И принялся он плакать.
– Все, – говорит, – пропало теперь, Яков Софроныч… Что вы со мной сделали!
– Да с чего вы, с чего? – спрашиваю. – Еще молодой человек, сильный…
А он взял себя за голову и качается…
– Нет душе моей покою, и опротивела мне жизнь… Хоть бы убить кого! Хоть бы раздробить мне что!
Схватил трубу свою, но я вырвал.
– Не скандальте, прошу вас! – говорю. – Наталья Яковлевна спит…
Хоть этим его унять. Притих.
– Да, – говорит, – Наталья Яковлевна… Яков Софроныч! – и так с чувством произнес и в грудь себя кулаком. – Очень во мне сил много, а нет мне ходу никакого… Сдохнуть бы…
– Жизнь, – говорю, – от Господа нам дана, и надо ее прожить…
– Наплевать мне на жизнь! Что я от нее видел? Был я на хрустальном заводе… Папаша мой всю грудь себе отдул на бутылках, матери не знал… Катюшка… от жизни отравилась… А меня на музыку… Сволочь, сукин сын!

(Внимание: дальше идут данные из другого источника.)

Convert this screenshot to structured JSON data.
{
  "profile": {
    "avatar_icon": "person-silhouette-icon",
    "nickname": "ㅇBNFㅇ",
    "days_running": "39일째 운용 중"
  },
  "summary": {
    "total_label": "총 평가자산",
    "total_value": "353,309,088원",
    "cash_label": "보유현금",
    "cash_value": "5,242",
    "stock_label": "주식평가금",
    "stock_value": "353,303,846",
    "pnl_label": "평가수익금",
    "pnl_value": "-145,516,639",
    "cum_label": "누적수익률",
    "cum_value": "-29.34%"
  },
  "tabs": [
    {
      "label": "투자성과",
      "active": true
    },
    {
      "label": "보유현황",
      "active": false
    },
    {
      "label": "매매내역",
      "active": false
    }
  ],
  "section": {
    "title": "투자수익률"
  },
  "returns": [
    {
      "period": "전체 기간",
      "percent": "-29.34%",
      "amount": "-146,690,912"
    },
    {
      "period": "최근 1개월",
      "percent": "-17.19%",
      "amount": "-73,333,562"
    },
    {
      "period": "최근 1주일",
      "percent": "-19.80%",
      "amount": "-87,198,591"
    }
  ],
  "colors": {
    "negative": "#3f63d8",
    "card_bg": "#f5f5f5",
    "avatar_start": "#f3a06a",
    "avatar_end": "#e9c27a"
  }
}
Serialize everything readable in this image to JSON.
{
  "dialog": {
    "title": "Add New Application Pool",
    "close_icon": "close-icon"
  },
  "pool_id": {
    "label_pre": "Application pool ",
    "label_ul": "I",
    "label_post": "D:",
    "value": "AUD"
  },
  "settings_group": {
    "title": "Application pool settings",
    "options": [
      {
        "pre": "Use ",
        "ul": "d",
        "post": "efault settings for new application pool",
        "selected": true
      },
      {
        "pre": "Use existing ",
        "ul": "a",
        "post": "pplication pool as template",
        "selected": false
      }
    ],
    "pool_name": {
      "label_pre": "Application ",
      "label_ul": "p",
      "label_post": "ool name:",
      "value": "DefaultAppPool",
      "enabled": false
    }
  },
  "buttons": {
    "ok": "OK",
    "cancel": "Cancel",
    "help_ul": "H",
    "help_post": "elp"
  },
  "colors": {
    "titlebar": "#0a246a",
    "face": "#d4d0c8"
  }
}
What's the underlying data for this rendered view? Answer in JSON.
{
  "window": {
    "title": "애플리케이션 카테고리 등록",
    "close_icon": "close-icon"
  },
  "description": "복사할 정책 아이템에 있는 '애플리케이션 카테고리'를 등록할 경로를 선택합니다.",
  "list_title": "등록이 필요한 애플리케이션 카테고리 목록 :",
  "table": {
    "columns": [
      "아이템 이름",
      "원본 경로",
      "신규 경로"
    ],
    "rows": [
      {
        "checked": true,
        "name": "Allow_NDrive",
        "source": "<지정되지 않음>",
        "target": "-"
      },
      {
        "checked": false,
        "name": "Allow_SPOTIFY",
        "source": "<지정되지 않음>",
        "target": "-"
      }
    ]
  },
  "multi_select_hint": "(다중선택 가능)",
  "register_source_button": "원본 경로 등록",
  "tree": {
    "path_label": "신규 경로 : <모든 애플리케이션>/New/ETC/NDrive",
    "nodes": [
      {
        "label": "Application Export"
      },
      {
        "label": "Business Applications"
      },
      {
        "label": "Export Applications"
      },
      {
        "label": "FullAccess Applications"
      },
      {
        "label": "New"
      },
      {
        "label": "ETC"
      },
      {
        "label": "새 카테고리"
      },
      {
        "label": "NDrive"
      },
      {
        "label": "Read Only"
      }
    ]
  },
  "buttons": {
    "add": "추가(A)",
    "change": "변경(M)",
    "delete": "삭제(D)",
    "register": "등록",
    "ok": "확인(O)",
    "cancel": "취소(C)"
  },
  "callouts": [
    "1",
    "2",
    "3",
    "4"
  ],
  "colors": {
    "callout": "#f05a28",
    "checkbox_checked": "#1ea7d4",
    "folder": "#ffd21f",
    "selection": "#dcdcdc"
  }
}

Зачем он меня на музыку распустил? Подлец!
Стал я его успокаивать. Ничего не действует.
– Грамоте не выучили, а у меня в башке каша… Я, может, знаменитым человеком стал бы, очень во мне сил много!.. А меня вот на это дерьмо пустили. – Это он про трубу-то. – Хозяин, – выругался он очень неприлично, – сирот мальчишек согнал. Я, – говорит, – им всем кусок хлеба дам и учрежду оркестр духовой… За каждую ноту драли! В Питер возил нас, генералам хвастал… Вот, говорит, что я из дураков сделал… Все с куском хлеба… А? Идите и играйте на воздухе и помните заботы!.. А! Старый черт! А у самого сто двадцать миллионов!.. Дедки моего нет… Застегали на каторге… Он им головы рвал напрочь…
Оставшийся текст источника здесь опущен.